In 1986, 5-year-old Emanuel Vottero found the skull of a bird on the banks of the Los Molinos Dam. From that moment on, he began to collect simple objects: stones, bones and some ancient objects. His first historical piece was a camera from 1908 given to him by one of his grandparents. Time passed and his family realized that his hobby was serious. They began to support it and his collection of worthless objects began to incorporate objects of historical value. Years later, on 19 November 1995, and with the presence of many members of the public and authorities of the Secretariat of Heritage of the province, the "Museo Polifacético Regional Vottero" (Vottero Regional Multifaceted Museum) was inaugurated. It had two floors and 10 thematic sections. Over time the museum grew and began to occupy more space. Thanks to efforts, it was possible to move to the Railway Station, where the museum was officially re-inaugurated in November 2004. Visits by schools and the general public were common. Admission was always free, reaching the whole community, even the smallest. Each piece tells a story and most of them are intimately related to the life and presence of local personalities, institutions and events that marked the city's course.

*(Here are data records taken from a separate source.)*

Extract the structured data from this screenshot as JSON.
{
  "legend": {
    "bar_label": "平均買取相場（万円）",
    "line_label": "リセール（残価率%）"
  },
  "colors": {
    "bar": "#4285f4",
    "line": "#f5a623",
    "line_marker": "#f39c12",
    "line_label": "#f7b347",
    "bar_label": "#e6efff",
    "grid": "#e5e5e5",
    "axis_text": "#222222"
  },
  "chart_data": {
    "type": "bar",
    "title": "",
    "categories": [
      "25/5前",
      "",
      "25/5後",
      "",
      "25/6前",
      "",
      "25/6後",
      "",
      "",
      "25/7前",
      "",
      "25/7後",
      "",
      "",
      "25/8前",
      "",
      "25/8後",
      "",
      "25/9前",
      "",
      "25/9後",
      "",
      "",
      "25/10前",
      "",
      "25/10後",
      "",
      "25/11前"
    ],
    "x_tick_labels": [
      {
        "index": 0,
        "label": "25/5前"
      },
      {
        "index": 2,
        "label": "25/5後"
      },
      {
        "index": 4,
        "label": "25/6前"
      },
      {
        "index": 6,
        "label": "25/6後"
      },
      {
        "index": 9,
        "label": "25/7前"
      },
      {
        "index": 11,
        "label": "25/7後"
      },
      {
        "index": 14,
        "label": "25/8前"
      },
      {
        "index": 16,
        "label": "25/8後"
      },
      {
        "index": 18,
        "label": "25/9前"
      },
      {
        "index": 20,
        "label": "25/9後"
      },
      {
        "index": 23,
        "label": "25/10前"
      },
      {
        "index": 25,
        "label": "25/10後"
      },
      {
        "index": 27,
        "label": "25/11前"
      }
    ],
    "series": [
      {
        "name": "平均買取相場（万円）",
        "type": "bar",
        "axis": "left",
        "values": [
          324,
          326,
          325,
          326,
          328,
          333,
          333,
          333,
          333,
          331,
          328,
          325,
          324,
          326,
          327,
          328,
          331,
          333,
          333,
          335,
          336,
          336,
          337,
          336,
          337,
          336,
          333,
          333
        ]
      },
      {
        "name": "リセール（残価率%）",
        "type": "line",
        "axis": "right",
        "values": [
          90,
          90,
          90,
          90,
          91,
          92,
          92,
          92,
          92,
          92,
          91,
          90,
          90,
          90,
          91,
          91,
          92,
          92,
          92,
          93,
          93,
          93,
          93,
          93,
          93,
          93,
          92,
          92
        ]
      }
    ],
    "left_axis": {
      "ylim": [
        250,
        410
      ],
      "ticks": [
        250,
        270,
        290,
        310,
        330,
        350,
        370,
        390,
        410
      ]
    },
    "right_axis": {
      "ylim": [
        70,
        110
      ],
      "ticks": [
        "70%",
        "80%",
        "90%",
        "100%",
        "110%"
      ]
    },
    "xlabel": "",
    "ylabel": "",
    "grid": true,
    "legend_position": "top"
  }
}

In 2014, the museum, due to a very serious building problem caused by the rupture of a water pipe in the courtyard, cracked and its structure was severely damaged. The museum closed for repairs but suffered vandalism and theft. At the beginning of 2019, it was decided to set up a commission, to work collaboratively with the aim of reopening the museum and, at the same time, carrying out cultural activities at different times of the year. On 30 November 2019, the reopening of the renovated Cachicoya Museum took place, an event planned as the central piece of the celebration of Laguna Larga's sesquicentennial. In addition to the inauguration of the museum, there was a display of old cars and motorcycles, a literary gathering, artisan stalls and performances by two rock bands: Outsiders and Jalfawer. The museum continues to organize cultural events and workshops, with the doors of the museum open with free admission.

==Trade and industry==

- Agro metal-mechanical industries: they manufacture machinery and equipment for the field. Hoppers, baggers, extractors, rolls, rakes, drag levelers, fuel tanks, couplings, seeders, pneumatic extractors, cereal loaders, bag silo extractors, roll grinders, side rakes, mixers, weeders, chimangos, inoculators, etc.
- Factories of machinery and construction equipment: they manufacture mixers, concrete, forklifts, scaffolding, etc.
- Factories of metallic structures: they build industrial buildings, sheds, warehouses, cells for grains, constructions in general, etc.
- Opening factories for construction: in general each one specializes in a material: wood, sheet metal and aluminum.
- Flour mill: produces flour for the wholesale sector since 2004.
- Cereal stockpiles: currently only one is still in operation.
- Footwear and supplies factory.
- Agrochemical Factory: dedicated to the formulation, manufacture and marketing of agroproducts: fertilizers, adjuvants, inoculants, fungicides, herbicides and insecticides.

==Sports==

- Club Sportivo Laguna Larga: Association football, handball, volleyball, bocce, swimming, karate, rhythmic gymnastics, skating, field hockey, and tennis.
- Club Atlético y Biblioteca Newell's Old Boys: Association football, basketball, bocce, tennis, swimming, and skating.
- Centro Artístico Musical (Musical Artistic Center): Bocce, skating, and the Conservatorio de Música Hector Panizza.
- Club Caza, Pesca y Náutica "Flecha de Plata": Hunting, skeet shooting, others. (No regular activity as of 2020.)
- Playón Polideportivo Municipal: Basketball, beach volleyball, track for athletics, implements for physical exercise.